The New Bridge is one of three bridges over the Ibar within Mitrovica. The other two, one leading to the railway station, and the other being an abandoned railway bridge, are only lightly used. The New Bridge is the main crossing point between the two sides of the city for pedestrians.

People from Mitrovica and even soldiers from KFOR often refer to the bridge calling it "Austerlitz Bridge", due to the close resemblance to the French Viaduc d'Austerlitz.

Since 2012, the northern and southern edges of the bridge have been patrolled all-day by the Italian Carabinieri from KFOR-MSU to maintain peace and stability in the area and to deter illegal activities.
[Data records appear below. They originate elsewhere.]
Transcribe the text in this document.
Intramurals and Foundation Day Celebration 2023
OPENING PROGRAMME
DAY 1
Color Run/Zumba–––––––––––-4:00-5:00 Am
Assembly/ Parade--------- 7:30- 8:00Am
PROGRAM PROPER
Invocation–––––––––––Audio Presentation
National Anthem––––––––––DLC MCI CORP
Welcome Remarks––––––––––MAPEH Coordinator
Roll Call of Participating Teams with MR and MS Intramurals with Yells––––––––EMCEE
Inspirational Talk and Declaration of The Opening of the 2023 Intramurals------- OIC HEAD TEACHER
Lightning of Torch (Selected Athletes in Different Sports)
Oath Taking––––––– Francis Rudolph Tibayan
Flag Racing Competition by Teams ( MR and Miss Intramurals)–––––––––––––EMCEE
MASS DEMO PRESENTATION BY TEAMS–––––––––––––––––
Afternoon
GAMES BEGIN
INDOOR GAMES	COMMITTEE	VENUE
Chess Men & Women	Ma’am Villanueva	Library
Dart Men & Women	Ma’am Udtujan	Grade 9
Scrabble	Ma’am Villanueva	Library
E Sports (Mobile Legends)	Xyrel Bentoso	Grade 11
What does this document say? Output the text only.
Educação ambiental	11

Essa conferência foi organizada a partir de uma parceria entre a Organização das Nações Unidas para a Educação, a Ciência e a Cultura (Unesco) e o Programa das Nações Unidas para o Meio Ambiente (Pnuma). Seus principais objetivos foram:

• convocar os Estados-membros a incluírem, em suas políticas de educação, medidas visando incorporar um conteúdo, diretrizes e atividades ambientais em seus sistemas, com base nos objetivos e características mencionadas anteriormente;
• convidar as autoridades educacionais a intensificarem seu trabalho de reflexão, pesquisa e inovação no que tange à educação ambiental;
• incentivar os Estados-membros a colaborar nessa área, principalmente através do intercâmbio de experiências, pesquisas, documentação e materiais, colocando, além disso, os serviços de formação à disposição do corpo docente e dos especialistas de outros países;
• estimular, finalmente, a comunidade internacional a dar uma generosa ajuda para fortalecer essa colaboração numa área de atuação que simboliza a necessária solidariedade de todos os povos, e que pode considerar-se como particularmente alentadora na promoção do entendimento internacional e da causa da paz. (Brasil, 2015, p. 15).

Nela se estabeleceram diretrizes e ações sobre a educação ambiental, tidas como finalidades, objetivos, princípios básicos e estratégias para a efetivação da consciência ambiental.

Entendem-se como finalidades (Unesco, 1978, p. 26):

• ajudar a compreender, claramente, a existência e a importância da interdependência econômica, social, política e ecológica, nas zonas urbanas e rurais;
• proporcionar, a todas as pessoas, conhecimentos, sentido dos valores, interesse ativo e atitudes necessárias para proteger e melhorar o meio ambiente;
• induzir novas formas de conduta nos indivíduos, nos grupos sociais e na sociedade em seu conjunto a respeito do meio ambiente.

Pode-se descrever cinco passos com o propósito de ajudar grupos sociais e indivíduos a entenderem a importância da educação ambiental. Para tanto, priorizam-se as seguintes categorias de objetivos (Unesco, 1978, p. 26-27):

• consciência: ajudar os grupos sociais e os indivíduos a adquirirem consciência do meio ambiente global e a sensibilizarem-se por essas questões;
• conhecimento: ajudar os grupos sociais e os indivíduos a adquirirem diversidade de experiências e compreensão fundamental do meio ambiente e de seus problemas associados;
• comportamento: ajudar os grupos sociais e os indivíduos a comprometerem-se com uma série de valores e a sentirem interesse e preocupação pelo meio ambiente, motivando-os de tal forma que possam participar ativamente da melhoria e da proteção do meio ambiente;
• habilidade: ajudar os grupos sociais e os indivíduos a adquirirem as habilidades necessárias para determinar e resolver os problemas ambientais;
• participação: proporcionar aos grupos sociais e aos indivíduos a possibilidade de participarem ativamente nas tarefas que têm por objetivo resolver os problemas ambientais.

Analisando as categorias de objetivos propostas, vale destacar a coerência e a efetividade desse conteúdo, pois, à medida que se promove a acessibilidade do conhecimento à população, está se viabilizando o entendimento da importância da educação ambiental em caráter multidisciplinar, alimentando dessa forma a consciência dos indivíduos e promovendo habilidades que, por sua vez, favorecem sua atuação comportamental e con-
In 2025, after the international community opposed reopening the Ibar Bridge, the Kurti cabinet quickly pushed ahead with constructing two new crossings over the Ibar River in Mitrovica, laying their foundations in July and completing them in record time. Within about two months, one bridge west of the Ibar Bridge was built for vehicles and pedestrians, and another to the east was opened as a pedestrian-only crossing - widely promoted locally and even dubbed "Albin’s Bridge" by South Mitrovica’s mayor. The two new bridges over the Ibar in Mitrovica cost approximately €3 million in total and were financed from the Kosovo government’s infrastructure budget. According to available reports, no international donors such as the EU or the United States contributed to their funding.

These projects have re-established uninterrupted connections between South and North Mitrovica after decades of division, aiming to increase mobility and unify the city’s Albanian and Serb communities despite controversy and mixed reactions from political actors and parts of the international community.